Christ on Yalowitz:"Swing wise, we just got him back to a good base. Mentally, he's in a good place and that just informs everything. He's going out there, trying to have fun and wants to win. And he's got a very consistent mental approach."
8) Jeff Korte (.250/3 XBH/10 RBIs)/Jacob Campbell (.194/2 XBH/4 RBIs) - Obviously, this has turned into a bit of a platoon situation. The trick with any platoon is making the right call about who to start any given day and so far, Hartleb has been pretty successful when choosing between these two. Both players have had outstanding moments, both offensively and defensively, this season.
Christ on Korte:"He's become a lot more consistent laying off pitches out of the zone and staying back on balls through the middle of the field. Plus, he's done a nice job of working with Campbell."
Christ on Campbell:"The game has really slowed down for him. He hasn't even begun to scratch the surface of how good he can be. Baseball people across the nation will know his name before he's done here at Illinois."
9) Grant Van Scoy, 3B (.377/4 XBH/6 RBIs) - As I said in the season preview, defensively, Van Scoy, a junior-college transfer, ranked right there with Massey and Troike as elite defenders. But Van Scoy's bat, which had been VERY productive at the junior-college level, lagged behind. Now, we are seeing the kind of numbers - at least average-wise - that Van Scoy produced at the JUCO level.
Christ on Van Scoy:"He was up-and-down early, kind of like last year. But lately, he's just been locked in. And he's done it with a pretty simple approach, just staying straight to the ball. And he's one of those seniors like Taylor and Yalowitz and Korte who will do whatever it takes to win the game."
"Our depth is what has sustained us through these injuries," Christ said. "The guys have really embraced this "next man up" approach, both in terms of what we're trying to do offensively and in terms of doing a job."
Ah yes, the hated Squawkeyes. Any discussion about Iowa has to start with head coach Rick Heller. When the Iowa job came open in 2013 there were a lot of familiar Midwest baseball names that were bandied about. A lot of folks thought maybe the Iowa administration had missed their primary target and were perhaps scrambling. Nope, they were just waiting for Rick Heller to come home. And come home he did, taking the Hawkeyes to the NCAA tournament in his second season and again two years later. Heller is one of just nine coaches nationwide to have taken three different NCAA Division I teams to the NCAA tournament.
The 2019 version of #Hellerball has been a bit inconsistent.
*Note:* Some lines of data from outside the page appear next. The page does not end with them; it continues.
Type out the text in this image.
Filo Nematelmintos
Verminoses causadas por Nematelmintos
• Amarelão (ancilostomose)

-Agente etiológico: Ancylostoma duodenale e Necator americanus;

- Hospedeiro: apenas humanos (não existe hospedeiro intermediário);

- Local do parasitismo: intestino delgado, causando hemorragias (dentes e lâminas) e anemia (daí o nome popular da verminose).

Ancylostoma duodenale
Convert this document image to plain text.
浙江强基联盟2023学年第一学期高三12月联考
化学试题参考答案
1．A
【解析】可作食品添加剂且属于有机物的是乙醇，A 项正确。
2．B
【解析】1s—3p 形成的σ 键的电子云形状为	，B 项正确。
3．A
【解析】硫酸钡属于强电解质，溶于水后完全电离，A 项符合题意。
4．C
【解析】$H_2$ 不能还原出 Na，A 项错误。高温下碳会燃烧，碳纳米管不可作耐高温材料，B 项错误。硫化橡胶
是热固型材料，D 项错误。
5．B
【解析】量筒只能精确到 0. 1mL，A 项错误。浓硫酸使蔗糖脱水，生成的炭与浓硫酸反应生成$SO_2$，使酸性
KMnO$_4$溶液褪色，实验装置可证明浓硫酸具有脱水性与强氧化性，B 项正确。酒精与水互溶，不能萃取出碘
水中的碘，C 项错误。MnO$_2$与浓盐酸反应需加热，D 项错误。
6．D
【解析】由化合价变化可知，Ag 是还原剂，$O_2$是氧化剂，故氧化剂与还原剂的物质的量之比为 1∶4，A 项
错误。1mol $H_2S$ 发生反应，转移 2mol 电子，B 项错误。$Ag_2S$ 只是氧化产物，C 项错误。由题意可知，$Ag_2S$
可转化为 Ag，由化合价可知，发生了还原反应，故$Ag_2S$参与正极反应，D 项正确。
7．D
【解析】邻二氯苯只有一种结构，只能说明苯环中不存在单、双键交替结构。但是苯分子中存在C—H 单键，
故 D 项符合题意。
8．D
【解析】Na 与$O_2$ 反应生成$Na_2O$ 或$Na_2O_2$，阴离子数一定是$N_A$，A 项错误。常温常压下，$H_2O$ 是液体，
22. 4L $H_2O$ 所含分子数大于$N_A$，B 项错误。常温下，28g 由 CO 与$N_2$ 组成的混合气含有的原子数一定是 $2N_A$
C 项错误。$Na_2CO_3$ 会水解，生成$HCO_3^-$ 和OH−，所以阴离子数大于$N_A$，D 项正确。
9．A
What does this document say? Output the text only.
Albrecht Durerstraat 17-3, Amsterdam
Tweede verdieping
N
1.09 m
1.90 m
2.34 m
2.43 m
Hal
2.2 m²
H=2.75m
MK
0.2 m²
They own a series victory over No. 19 Oklahoma State (in Stillwater no less), but they also dropped a non-conference series to Evansville and were swept last weekend by Indiana.
Since an 18-run explosion at Evansville on March 9, the Hawkeyes have averaged just 3.09 runs per game. They managed just four total runs against Indiana and their high - seven runs - came against NCAA Division III school Simpson.
Pitching-wise, the Hawkeyes arms will strike out their fair share of hitters (9.3 Ks/9 innings - second best in the Big 10), but they also walks a lot of hitters (5.39 BBs/9 innings - third worst in the conference).
Still, at the end of the day this is Iowa. This is a remarkably similar situation to a year ago when the Illini, coming into this very same weekend, were ranked No. 22 in the country. And Iowa traveled over to Champaign and took the series by not allowing the Illini more than five runs in their two losses.